As we grow up, we learn from others and take a little piece of them with us. Sometimes we learn how to eloquently handle certain situations. Sometimes we learn what not to do by using them as an example. Usually, these are our peers or those older than us. In my case, there are quite a few things I can learn from my seven-year-old daughter, Adrianna, who also happens to be my middle child. Technically, she’s my second out of four, but with one older sister and a set of younger twins, she qualifies.
Lesson 1: Don’t give a crap what people think of you.

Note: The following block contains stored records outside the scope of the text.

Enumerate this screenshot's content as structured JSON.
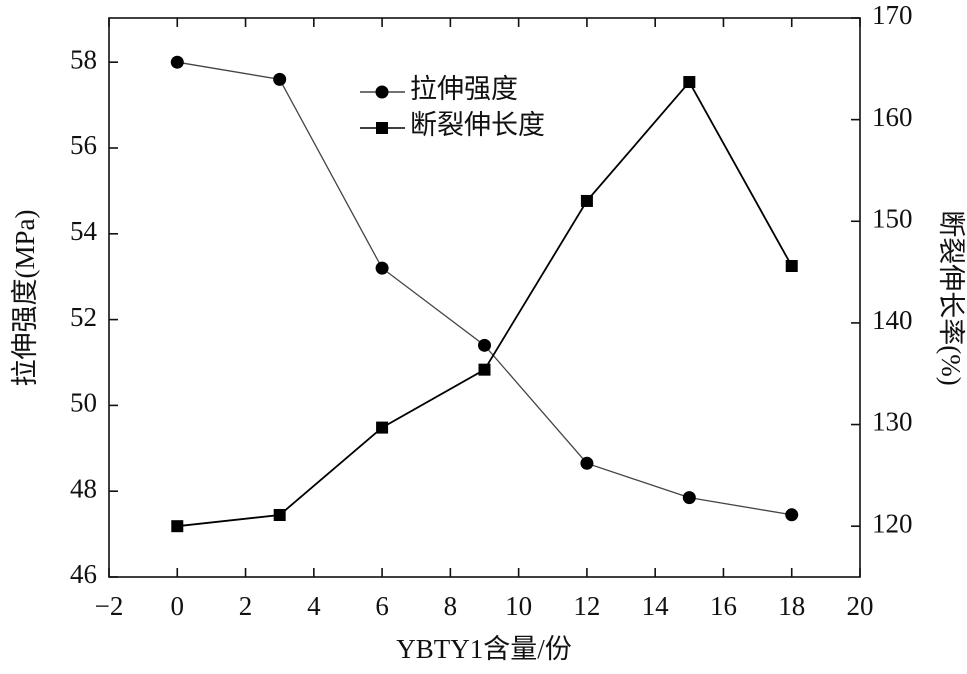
{
  "chart_data": {
    "type": "line",
    "x": [
      0,
      3,
      6,
      9,
      12,
      15,
      18
    ],
    "series": [
      {
        "name": "拉伸强度",
        "color": "#444444",
        "marker": "circle",
        "values": [
          58,
          57.6,
          53.2,
          51.4,
          48.65,
          47.85,
          47.45
        ]
      },
      {
        "name": "断裂伸长度",
        "color": "#000000",
        "marker": "square",
        "axis": "y2",
        "values": [
          120,
          121.1,
          129.7,
          135.4,
          152.0,
          163.7,
          145.6
        ]
      }
    ],
    "xlabel": "YBTY1含量/份",
    "ylabel": "拉伸强度(MPa)",
    "y2label": "断裂伸长率(%)",
    "xlim": [
      -2,
      20
    ],
    "xticks": [
      {
        "value": -2,
        "label": "−2"
      },
      0,
      2,
      4,
      6,
      8,
      10,
      12,
      14,
      16,
      18,
      20
    ],
    "ylim": [
      46,
      59.03
    ],
    "yticks": [
      46,
      48,
      50,
      52,
      54,
      56,
      58
    ],
    "y2lim": [
      115,
      170
    ],
    "y2ticks": [
      120,
      130,
      140,
      150,
      160,
      170
    ],
    "legend": "top"
  }
}
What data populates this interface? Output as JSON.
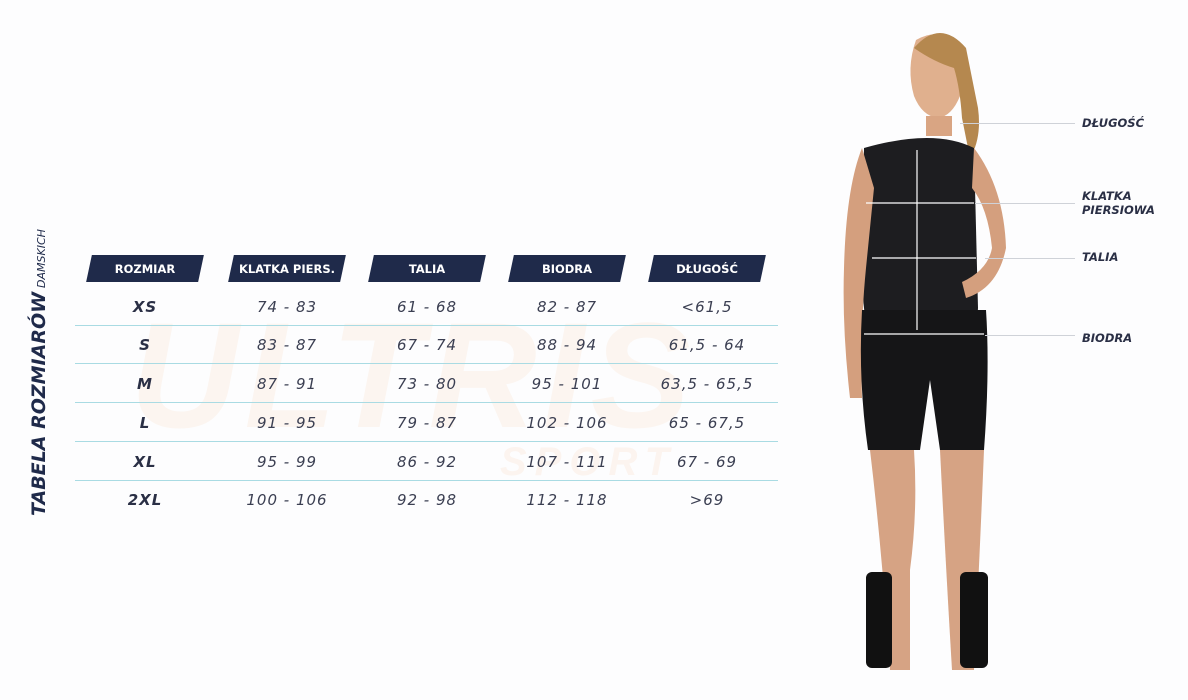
{
  "watermark": {
    "brand": "ULTRIS",
    "sub": "SPORT"
  },
  "title": {
    "main": "TABELA ROZMIARÓW",
    "sub": "DAMSKICH"
  },
  "table": {
    "headers": [
      "ROZMIAR",
      "KLATKA PIERS.",
      "TALIA",
      "BIODRA",
      "DŁUGOŚĆ"
    ],
    "rows": [
      [
        "XS",
        "74 - 83",
        "61 - 68",
        "82 - 87",
        "<61,5"
      ],
      [
        "S",
        "83 - 87",
        "67 - 74",
        "88 - 94",
        "61,5 - 64"
      ],
      [
        "M",
        "87 - 91",
        "73 - 80",
        "95 - 101",
        "63,5 - 65,5"
      ],
      [
        "L",
        "91 - 95",
        "79 - 87",
        "102 - 106",
        "65 - 67,5"
      ],
      [
        "XL",
        "95 - 99",
        "86 - 92",
        "107 - 111",
        "67 - 69"
      ],
      [
        "2XL",
        "100 - 106",
        "92 - 98",
        "112 - 118",
        ">69"
      ]
    ]
  },
  "measurements": {
    "length": "DŁUGOŚĆ",
    "chest_line1": "KLATKA",
    "chest_line2": "PIERSIOWA",
    "waist": "TALIA",
    "hips": "BIODRA"
  },
  "colors": {
    "header_bg": "#1f2a4a",
    "separator": "#a9dbe3",
    "text": "#2a2f45"
  }
}
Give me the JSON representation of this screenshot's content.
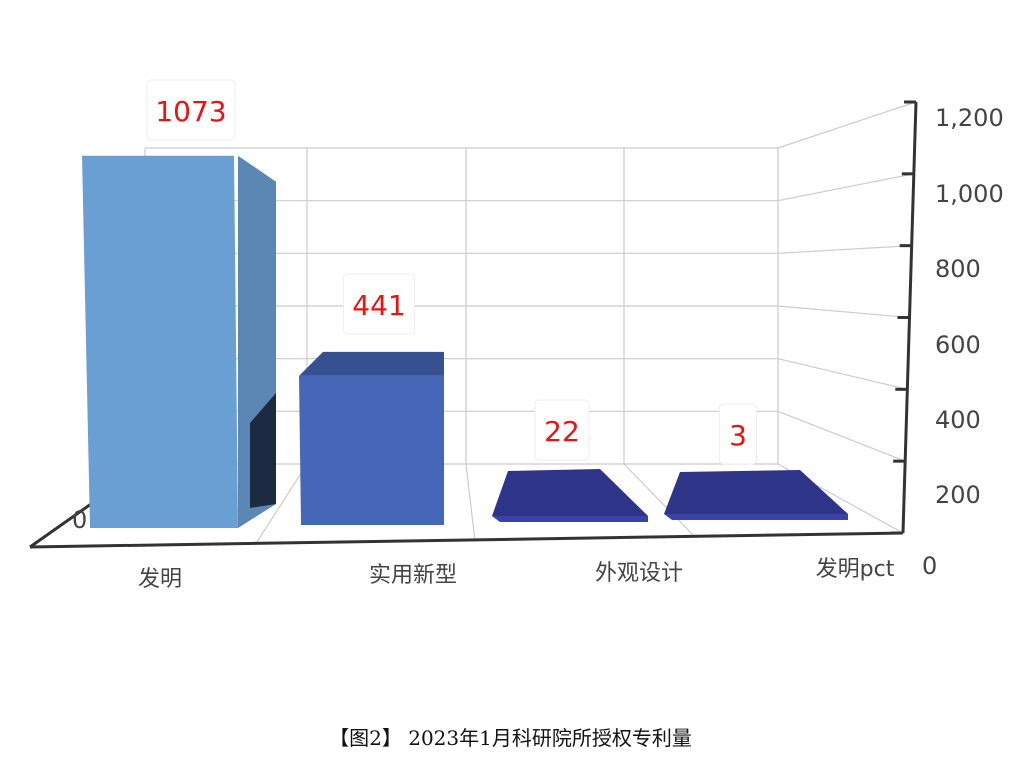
{
  "caption": "【图2】 2023年1月科研院所授权专利量",
  "colors": {
    "bar_invention": "#6a9fd4",
    "bar_utility": "#4667b8",
    "bar_design": "#2e3488",
    "bar_pct": "#2e3488",
    "label_color": "#ee1111",
    "grid": "#cccccc",
    "axis": "#333333"
  },
  "chart_data": {
    "type": "bar",
    "style": "3d",
    "categories": [
      "发明",
      "实用新型",
      "外观设计",
      "发明pct"
    ],
    "values": [
      1073,
      441,
      22,
      3
    ],
    "ylim": [
      0,
      1200
    ],
    "yticks": [
      "1,200",
      "1,000",
      "800",
      "600",
      "400",
      "200",
      "0"
    ],
    "axis_zero_label": "0",
    "grid": true,
    "data_labels": [
      "1073",
      "441",
      "22",
      "3"
    ],
    "title": "",
    "xlabel": "",
    "ylabel": ""
  }
}
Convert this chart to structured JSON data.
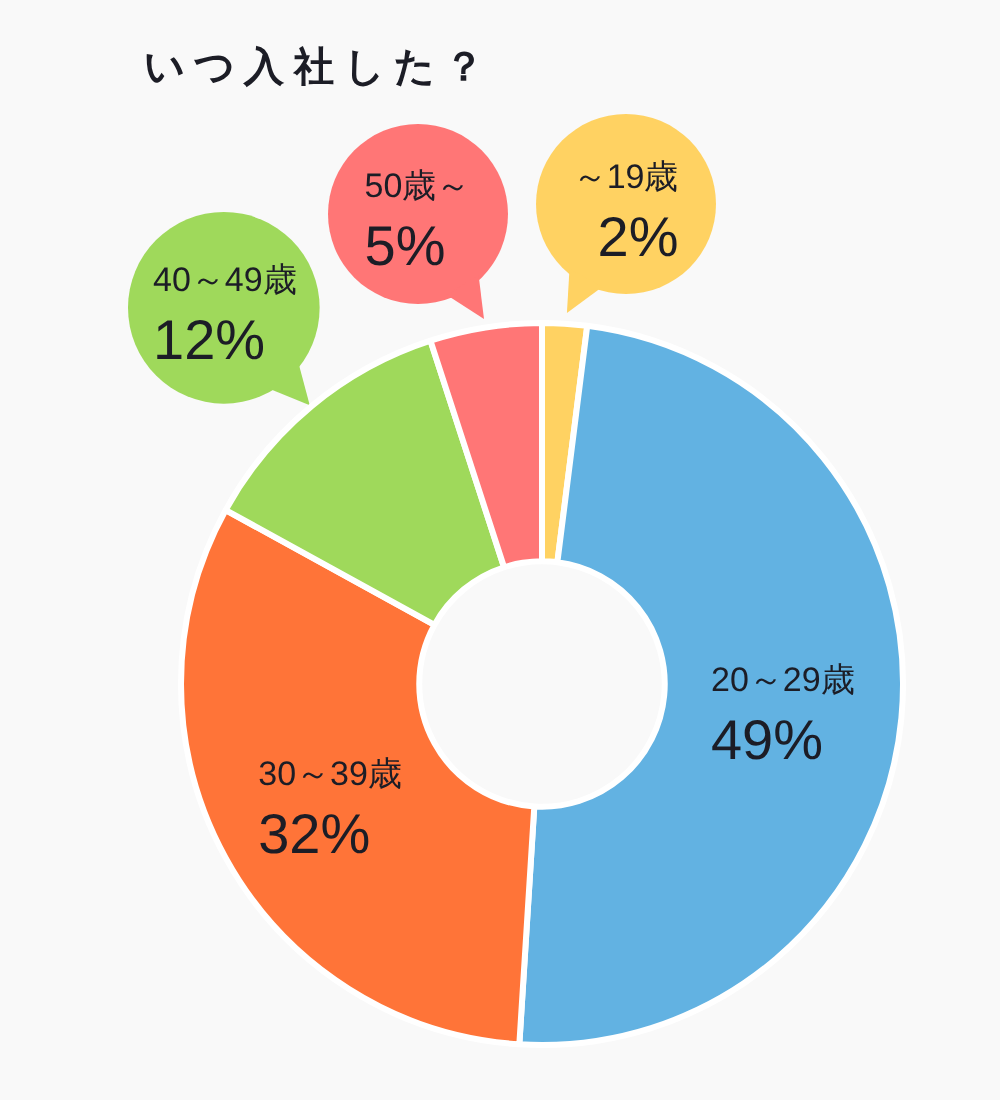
{
  "chart_data": {
    "type": "donut",
    "title": "いつ入社した？",
    "categories": [
      "～19歳",
      "20～29歳",
      "30～39歳",
      "40～49歳",
      "50歳～"
    ],
    "values": [
      2,
      49,
      32,
      12,
      5
    ],
    "value_labels": [
      "2%",
      "49%",
      "32%",
      "12%",
      "5%"
    ],
    "colors": [
      "#ffd262",
      "#62b2e2",
      "#ff7438",
      "#9fd95b",
      "#ff7676"
    ],
    "legend": false
  }
}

Annie is her own little person, and she doesn’t care what people think of her. I don’t always appreciate that she doesn’t care that I think she is being a little bit of a brat, but she has her personality and is unapologetic about it. Love her or hate her, the girl knows who she is. If only we adults could be lucky enough to say that.
Lesson 2: Be honest.
Tip-toeing around things just isn’t Adrianna’s style. The kid is blunt and will tell it like it is. If my hair looks bad, she tells me. If the outfit she is wearing isn’t fabulous, she speaks up. If she doesn’t want to do the same thing that her brothers and sister want to do, she says so. If dinner is, in her opinion, “disgusting”, you better believe she says something. While I hope she learns a little tact later in life, she can’t be faulted for being truthful. I like to compare her to my grandma and can’t help but think she is chuckling looking down on Annie.
Lesson 3: Be independent.
Sure, she needs me to take care of her just as any other child needs her mom, but I admire Annie’s independence. She enjoys doing things on her own, such as teaching herself to ride a bike, and has always been this way. I know this is a characteristic that will stick with her, and I feel a sense of pride knowing that my daughter will be able to take care of herself just fine.
Lesson 4: Don’t be a people-pleaser.
The three previous traits of Adrianna’s contribute to the fact she is not a people-pleaser. She does what she wants and what makes her happy. She also has no problem telling others, “NO!” (which happens to be her favorite word). Do I hate this when I am trying to discipline and guide her? Hell yes! Am I happy that my daughter isn’t going to be someone’s doormat? ABSO-FREAKIN-LUTELY!
Sassy, opinionated, and fierce are some fabulous adjectives to describe my Annie, and I wouldn’t have her any other way (except when I want her to listen to me). Thanks, little Adrianna Banana, for teaching your old mom a thing or two.